Wednesday, October 17
St. Audrey's Day: Break Out the Costume Jewelry
Today is the feast of St. Audrey (Æthelthryth or Æðelþryð, if you're more familiar with the Anglo-Saxon), who apparently died in AD 679 of a throat tumor, offering it up as reparation for her youthful taste in jewelry. From today's Irish Times, discussing the etymology of the word Tawdry:
Somehow, posterity missed the moral of the story. Instead, traders at the annual fair of St Audrey - on the Isle of Ely - saw a sales opportunity. The event became synonymous with the sale of cheap jewellery and lace, especially as neckwear. The saint's title became telescoped and the rest was etymological history. [...]Ladies, wear your most garish and tasteless necklace today to celebrate!
The best-known Audrey of modern times, ironically, had one of the most decorated necks in cinema history. As Holly Golightly in Breakfast at Tiffany's, Audrey Hepburn cut an iconic image with her little black dress, long black gloves, and multiple-string pearl necklace. The look might have been showy, but it certainly wasn't cheap. When a version of her dress (there were three made for the film) was auctioned by Christies in London last year, it raised £467,000 sterling. Mind you, all the proceeds went to charity, so St. Audrey could hardly have complained.
Or maybe you can be more tastefully creative. We recall one time a female friend (name excised to protect the innocent) dressed up as "St. Audrey of Hepburn" for our All Saints Day Party, which wasn't quite what we were expecting when we sent out the invites. But since a) we deeply respect a woman who owns opera gloves and knows how to use them and b) other folks showed up as the Blues Brothers, Brett Favre, and a guy wearing a traffic cone on his head who mixed the drinks, we are not one to complain.
Speaking of ugly neckwear, this reminds me of one of the most bizarre moments in the run-up to the French Revolution. This was the "Affair of the Diamond Necklace" cooked up by con-woman Jeanne de la Motte to swindle the Cardinal de Rohan out of a good bit of cash. This worldly, groveling and rather naive sad-sack used to celebrate his private mass in a chamber painted with overfed mandarins (and a monkey extinguishing a candle with its own flatulence--as if you thought Vosko was bad enough) and occasionally called on that lovable Masonic moral void, the Count Cagliostro, for advice. Cagliostro, incidentally, was a chubby lightweight Sicilian version of Claude-Louis de St. Germain, who ended up as Criswell to the Cardinal's Ed Wood.
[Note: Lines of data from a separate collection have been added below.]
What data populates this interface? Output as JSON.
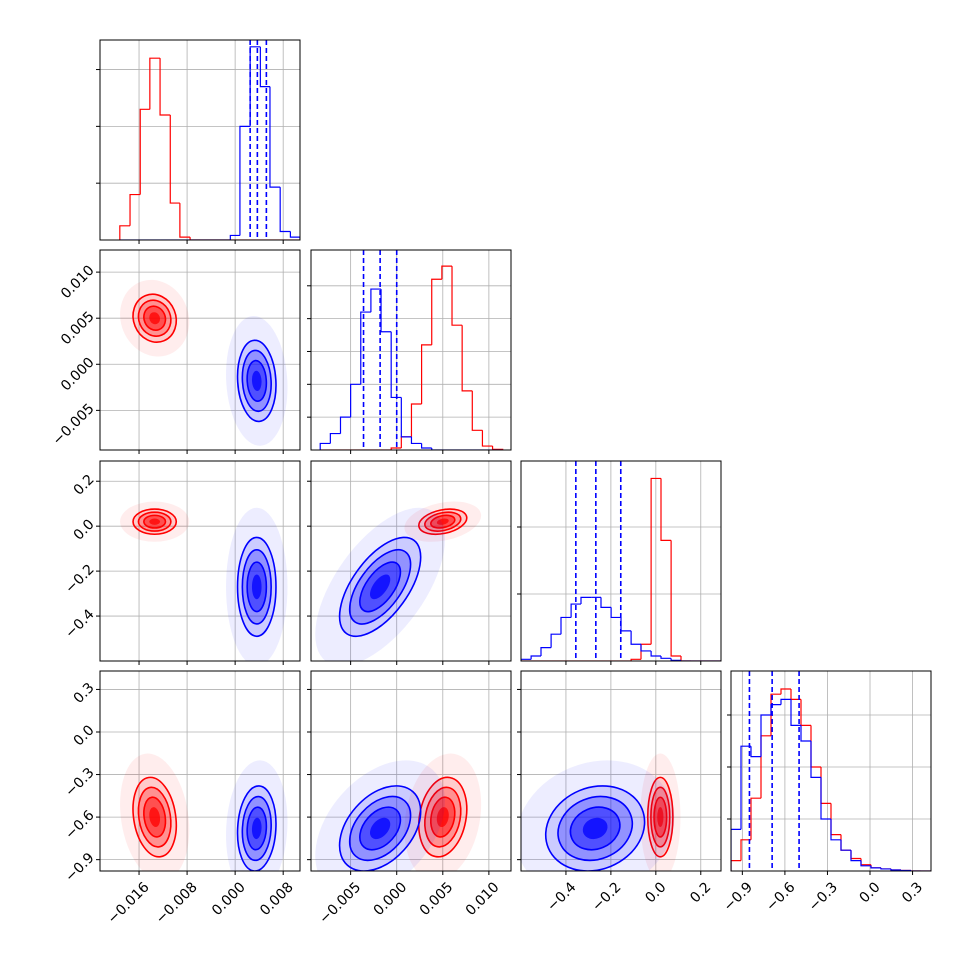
{
  "chart_data": {
    "type": "corner",
    "grid": true,
    "params": [
      {
        "lim": [
          -0.0225,
          0.0108
        ],
        "ticks": [
          {
            "value": -0.016,
            "label": "−0.016"
          },
          {
            "value": -0.008,
            "label": "−0.008"
          },
          {
            "value": 0.0,
            "label": "0.000"
          },
          {
            "value": 0.008,
            "label": "0.008"
          }
        ],
        "bins": [
          -0.0192,
          -0.0175,
          -0.0158,
          -0.0142,
          -0.0125,
          -0.0108,
          -0.0092,
          -0.0075,
          -0.0058,
          -0.0042,
          -0.0025,
          -0.0008,
          0.0008,
          0.0025,
          0.0042,
          0.0058,
          0.0075,
          0.0092,
          0.0108
        ],
        "hist_ylim": [
          0,
          3520
        ],
        "hist_yticks": [
          1000,
          2000,
          3000
        ]
      },
      {
        "lim": [
          -0.0093,
          0.0124
        ],
        "ticks": [
          {
            "value": -0.005,
            "label": "−0.005"
          },
          {
            "value": 0.0,
            "label": "0.000"
          },
          {
            "value": 0.005,
            "label": "0.005"
          },
          {
            "value": 0.01,
            "label": "0.010"
          }
        ],
        "bins": [
          -0.0083,
          -0.0072,
          -0.0061,
          -0.005,
          -0.0039,
          -0.0028,
          -0.0017,
          -0.0006,
          0.0005,
          0.0016,
          0.0027,
          0.0038,
          0.0049,
          0.006,
          0.0071,
          0.0082,
          0.0093,
          0.0104,
          0.0115
        ],
        "hist_ylim": [
          0,
          3045
        ],
        "hist_yticks": [
          500,
          1000,
          1500,
          2000,
          2500
        ]
      },
      {
        "lim": [
          -0.6,
          0.29
        ],
        "ticks": [
          {
            "value": -0.4,
            "label": "−0.4"
          },
          {
            "value": -0.2,
            "label": "−0.2"
          },
          {
            "value": 0.0,
            "label": "0.0"
          },
          0.2
        ],
        "bins": [
          -0.6,
          -0.555,
          -0.511,
          -0.466,
          -0.422,
          -0.377,
          -0.333,
          -0.288,
          -0.244,
          -0.199,
          -0.155,
          -0.11,
          -0.066,
          -0.021,
          0.023,
          0.068,
          0.112,
          0.157,
          0.201,
          0.246,
          0.29
        ],
        "hist_ylim": [
          0,
          5970
        ],
        "hist_yticks": [
          2000,
          4000
        ]
      },
      {
        "lim": [
          -0.98,
          0.43
        ],
        "ticks": [
          {
            "value": -0.9,
            "label": "−0.9"
          },
          {
            "value": -0.6,
            "label": "−0.6"
          },
          {
            "value": -0.3,
            "label": "−0.3"
          },
          {
            "value": 0.0,
            "label": "0.0"
          },
          0.3
        ],
        "bins": [
          -0.98,
          -0.9095,
          -0.839,
          -0.7685,
          -0.698,
          -0.6275,
          -0.557,
          -0.4865,
          -0.416,
          -0.3455,
          -0.275,
          -0.2045,
          -0.134,
          -0.0635,
          0.007,
          0.0775,
          0.148,
          0.2185,
          0.289,
          0.3595,
          0.43
        ],
        "hist_ylim": [
          0,
          1923
        ],
        "hist_yticks": [
          500,
          1000,
          1500
        ]
      }
    ],
    "series": [
      {
        "color": "#ff0000",
        "center": [
          -0.0134,
          0.005,
          0.02,
          -0.6
        ],
        "sigma": [
          0.0018,
          0.0013,
          0.028,
          0.14
        ],
        "corr": [
          [
            -0.1
          ],
          [
            0.0,
            0.3
          ],
          [
            -0.2,
            0.2,
            0.0
          ]
        ],
        "counts": [
          [
            250,
            800,
            2300,
            3200,
            2200,
            650,
            50,
            0,
            0,
            0,
            0,
            0,
            0,
            0,
            0,
            0,
            0,
            0
          ],
          [
            0,
            0,
            0,
            0,
            0,
            0,
            0,
            30,
            200,
            700,
            1600,
            2600,
            2800,
            1900,
            900,
            300,
            60,
            10
          ],
          [
            0,
            0,
            0,
            0,
            0,
            0,
            0,
            0,
            0,
            0,
            0,
            50,
            500,
            5450,
            3600,
            150,
            0,
            0,
            0,
            0
          ],
          [
            100,
            300,
            700,
            1300,
            1700,
            1750,
            1650,
            1400,
            1000,
            650,
            350,
            200,
            120,
            60,
            30,
            20,
            10,
            5,
            0,
            0
          ]
        ]
      },
      {
        "color": "#0000ff",
        "center": [
          0.0036,
          -0.0018,
          -0.27,
          -0.68
        ],
        "sigma": [
          0.0016,
          0.0022,
          0.11,
          0.15
        ],
        "corr": [
          [
            -0.1
          ],
          [
            0.0,
            0.6
          ],
          [
            0.1,
            0.4,
            0.15
          ]
        ],
        "counts": [
          [
            0,
            0,
            0,
            0,
            0,
            0,
            0,
            0,
            0,
            0,
            0,
            80,
            2000,
            3400,
            2700,
            930,
            150,
            50
          ],
          [
            100,
            250,
            500,
            1000,
            2100,
            2450,
            1800,
            800,
            200,
            100,
            30,
            0,
            0,
            0,
            0,
            0,
            0,
            0
          ],
          [
            50,
            150,
            400,
            800,
            1300,
            1700,
            1900,
            1900,
            1600,
            1300,
            900,
            500,
            300,
            150,
            80,
            20,
            0,
            0,
            0,
            0
          ],
          [
            400,
            1200,
            1100,
            1500,
            1600,
            1650,
            1400,
            1250,
            900,
            500,
            300,
            200,
            100,
            50,
            30,
            20,
            10,
            5,
            0,
            0
          ]
        ],
        "quantiles": [
          [
            0.0025,
            0.0037,
            0.0052
          ],
          [
            -0.0036,
            -0.0018,
            0.0
          ],
          [
            -0.356,
            -0.267,
            -0.156
          ],
          [
            -0.85,
            -0.69,
            -0.5
          ]
        ]
      }
    ]
  }
}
But without the grave robbers from outer space bit. ("And remember my friend, future events such as these will affect you in the future," &c.)
My head hurts whenever I try to sort out the actual details of the scheme, but it involves forged letters purportedly from Marie-Antoinette (signed incorrectly as "Marie-Antoinette de France," sort of like if someone had gotten a letter from Tony Blair signed in crayon as "the Duke of Earl"), lèse majesté, a horribly ugly necklace called a "chandelier" in the slang of the day, and a Marie-Antoinette impersonator, Rohan getting thrown into the Bastille (which was actually kind of comfy as these things go) and somehow the poor queen getting blamed for the worst of it, despite the fact she didn't even want the necklace. Was it really worth cutting the poor woman's head off?
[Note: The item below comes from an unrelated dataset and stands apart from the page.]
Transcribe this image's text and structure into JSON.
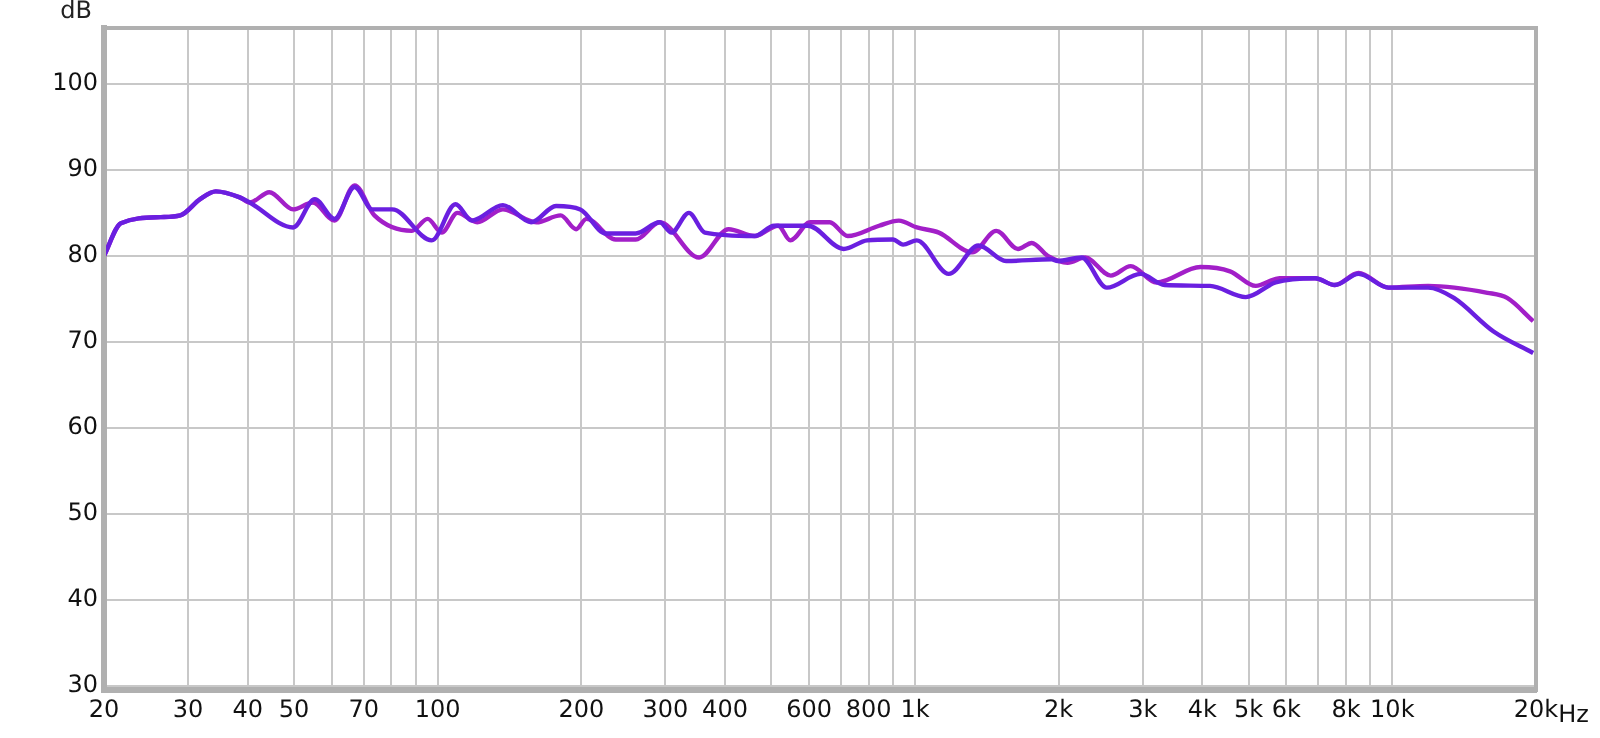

*Audrey Hepburn's beauty is proof for the existence of God, but that says nothing about heroic virtue. You can use a lot of morally neutral or even unsaintly things to prove the existence of a merciful God, like the fact that the Subway Announcers' Union headquarters (MMMMMMNNNNZOOOOOOOINNNNGGGG *crackle* bwhhwhbha hhwhhbmm OutofService on thehdshbahbahhabdabahda 6Train to Bowling Green *crackle*crackle*crackle) has not been struck by lightning.